America’s tech giants have joined forces to ask the Obama administration to reign in the scope of government surveillance. In a letter published today, the tech companies write they “believe that it is time for the world’s governments to address the practices and laws regulating government surveillance of individuals and access to their information.”
The letter is signed by AOL, Apple, Facebook, Google, LinkedIn, Microsoft, Twitter and Yahoo and urges “the US to take the lead and make reforms that ensure that government surveillance efforts are clearly restricted by law, proportionate to the risks, transparent and subject to independent oversight.”
The entire letter reads:
Dear Mr. President and Members of Congress,
We understand that governments have a duty to protect their citizens. But this summer’s revelations highlighted the urgent need to reform government surveillance practices worldwide.
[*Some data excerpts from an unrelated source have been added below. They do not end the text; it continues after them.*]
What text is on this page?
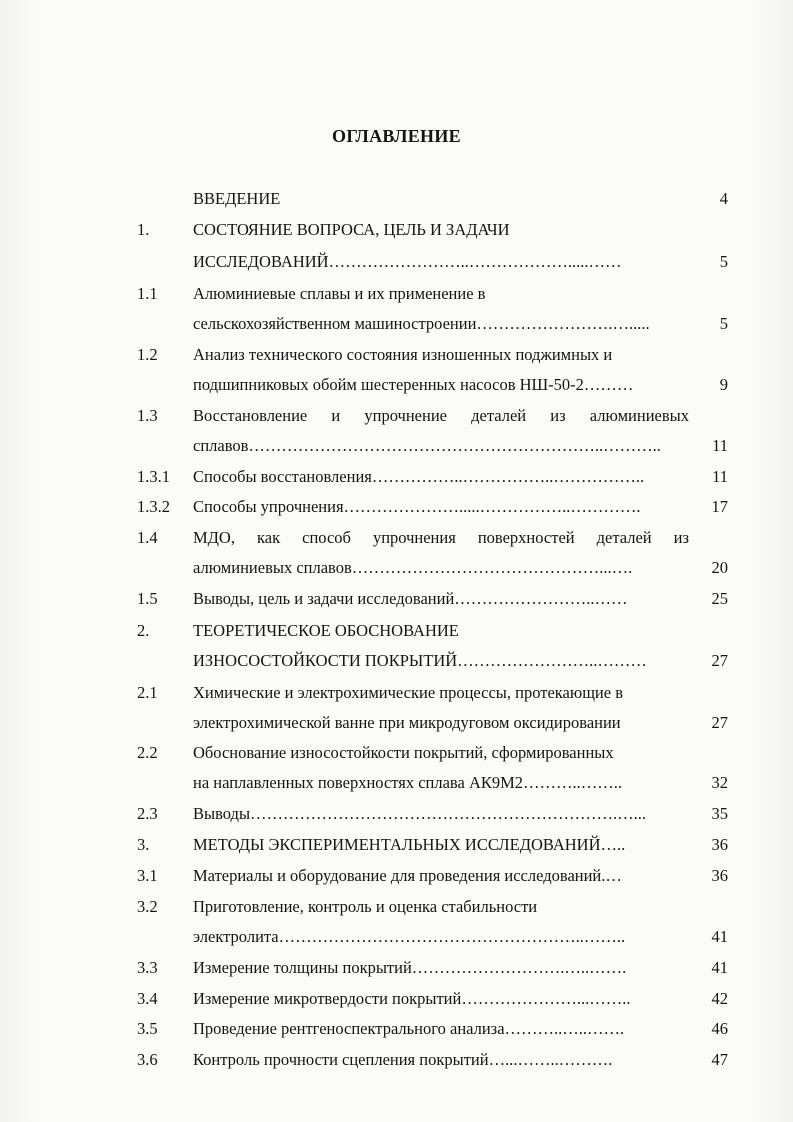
ОГЛАВЛЕНИЕ
ВВЕДЕНИЕ	4
1.	СОСТОЯНИЕ ВОПРОСА, ЦЕЛЬ И ЗАДАЧИ
ИССЛЕДОВАНИЙ……………………..……………….....……	5
1.1 Алюминиевые сплавы и их применение в
сельскохозяйственном машиностроении…………………….….....	5
1.2 Анализ технического состояния изношенных поджимных и
подшипниковых обойм шестеренных насосов НШ-50-2………	9
1.3 Восстановление и упрочнение деталей из алюминиевых
сплавов………………………………………………………..………..	11
1.3.1 Способы восстановления……………..……………..……………..	11
1.3.2 Способы упрочнения………………….....……………..………….	17
1.4 МДО, как способ упрочнения поверхностей деталей из
алюминиевых сплавов………………………………………...….	20
1.5 Выводы, цель и задачи исследований……………………..……	25
2.	ТЕОРЕТИЧЕСКОЕ ОБОСНОВАНИЕ
ИЗНОСОСТОЙКОСТИ ПОКРЫТИЙ……………………..………	27
2.1 Химические и электрохимические процессы, протекающие в
электрохимической ванне при микродуговом оксидировании	27
2.2 Обоснование износостойкости покрытий, сформированных
на наплавленных поверхностях сплава АК9М2………..……..	32
2.3 Выводы………………………………………………………….…...	35
3.	МЕТОДЫ ЭКСПЕРИМЕНТАЛЬНЫХ ИССЛЕДОВАНИЙ…..	36
3.1 Материалы и оборудование для проведения исследований.…	36
3.2 Приготовление, контроль и оценка стабильности
электролита………………………………………………..……..	41
3.3 Измерение толщины покрытий……………………….…..…….	41
3.4 Измерение микротвердости покрытий…………………...……..	42
3.5 Проведение рентгеноспектрального анализа………..…..…….	46
3.6 Контроль прочности сцепления покрытий…...……..……….	47
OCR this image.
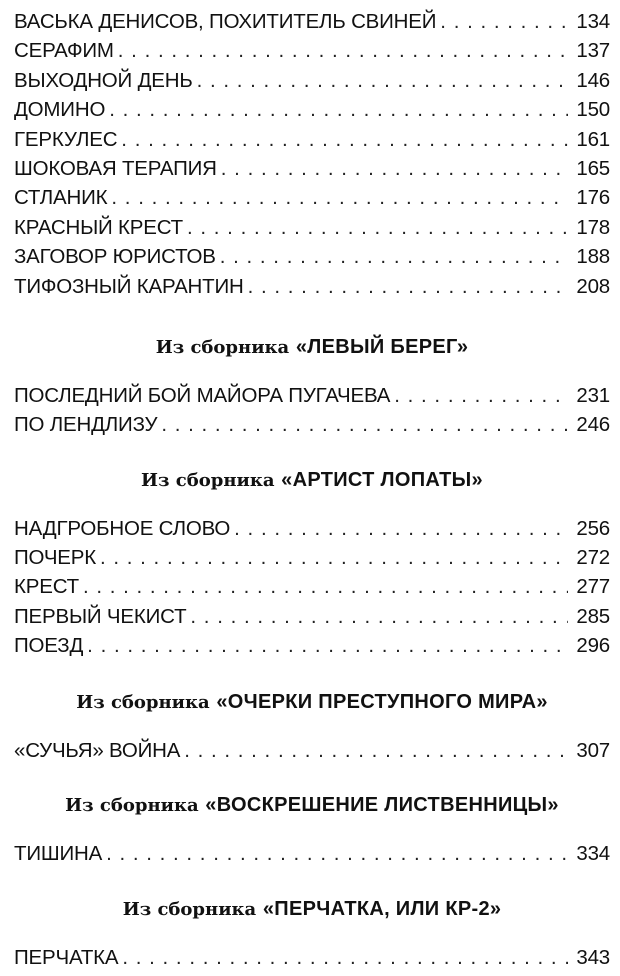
ВАСЬКА ДЕНИСОВ, ПОХИТИТЕЛЬ СВИНЕЙ . . .	134
СЕРАФИМ . . .	137
ВЫХОДНОЙ ДЕНЬ . . .	146
ДОМИНО . . .	150
ГЕРКУЛЕС . . .	161
ШОКОВАЯ ТЕРАПИЯ . . .	165
СТЛАНИК . . .	176
КРАСНЫЙ КРЕСТ . . .	178
ЗАГОВОР ЮРИСТОВ . . .	188
ТИФОЗНЫЙ КАРАНТИН . . .	208
Из сборника «ЛЕВЫЙ БЕРЕГ»
ПОСЛЕДНИЙ БОЙ МАЙОРА ПУГАЧЕВА . . .	231
ПО ЛЕНДЛИЗУ . . .	246
Из сборника «АРТИСТ ЛОПАТЫ»
НАДГРОБНОЕ СЛОВО . . .	256
ПОЧЕРК . . .	272
КРЕСТ . . .	277
ПЕРВЫЙ ЧЕКИСТ . . .	285
ПОЕЗД . . .	296
Из сборника «ОЧЕРКИ ПРЕСТУПНОГО МИРА»
«СУЧЬЯ» ВОЙНА . . .	307
Из сборника «ВОСКРЕШЕНИЕ ЛИСТВЕННИЦЫ»
ТИШИНА . . .	334
Из сборника «ПЕРЧАТКА, ИЛИ КР-2»
ПЕРЧАТКА . . .	343
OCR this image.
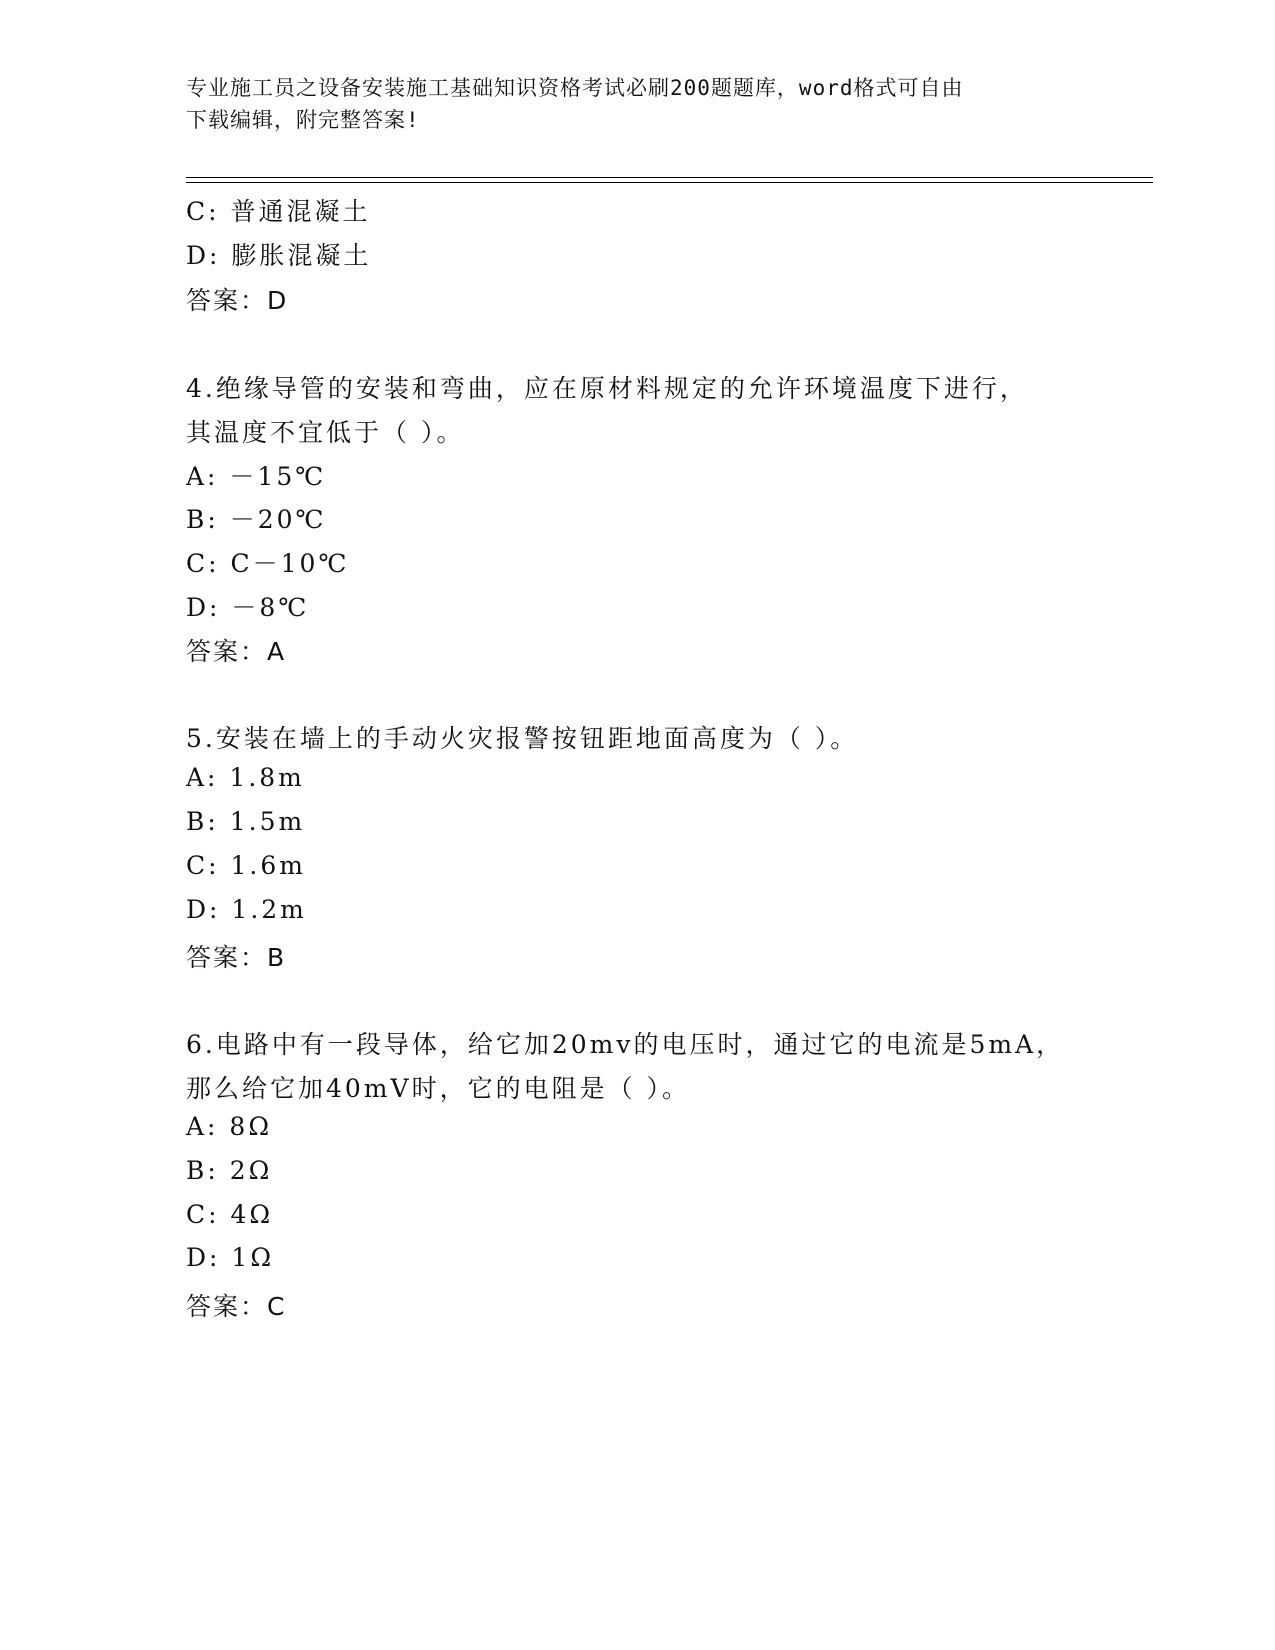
专业施工员之设备安装施工基础知识资格考试必刷200题题库，word格式可自由
下载编辑，附完整答案!
C: 普通混凝土
D: 膨胀混凝土
答案：D
4.绝缘导管的安装和弯曲，应在原材料规定的允许环境温度下进行，
其温度不宜低于（ ）。
A: －15℃
B: －20℃
C: C－10℃
D: －8℃
答案：A
5.安装在墙上的手动火灾报警按钮距地面高度为（ ）。
A: 1.8m
B: 1.5m
C: 1.6m
D: 1.2m
答案：B
6.电路中有一段导体，给它加20mv的电压时，通过它的电流是5mA，
那么给它加40mV时，它的电阻是（ ）。
A: 8Ω
B: 2Ω
C: 4Ω
D: 1Ω
答案：C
The balance in many countries has tipped too far in favor of the state and away from the rights of the individual — rights that are enshrined in our Constitution. This undermines the freedoms we all cherish. It’s time for a change.
For our part, we are focused on keeping users’ data secure — deploying the latest encryption technology to prevent unauthorized surveillance on our networks and by pushing back on government requests to ensure that they are legal and reasonable in scope.
We urge the US to take the lead and make reforms that ensure that government surveillance efforts are clearly restricted by law, proportionate to the risks, transparent and subject to independent oversight. To see the full set of principles we support, visit ReformGovernmentSurveillance.com
AOL, Apple, Facebook, Google, LinkedIn, Microsoft, Twitter, Yahoo
“Recent revelations about government surveillance activities have shaken the trust of our users, and it is time for the United States government to act to restore the confidence of citizens around the world,” Marissa Mayer, Yahoo’s chief executive, said in a statement.
Several bills are under consideration on the Hill, like USA Freedom Act, that restricts the collection of data by the National Security Agency. But in a statement last month, the NSA asserted that its surveillance efforts are directed toward foreign targets, “not on collecting and exploiting a class of communications or services that would sweep up communications that are not of bona fide foreign intelligence interest to the U.S. government.”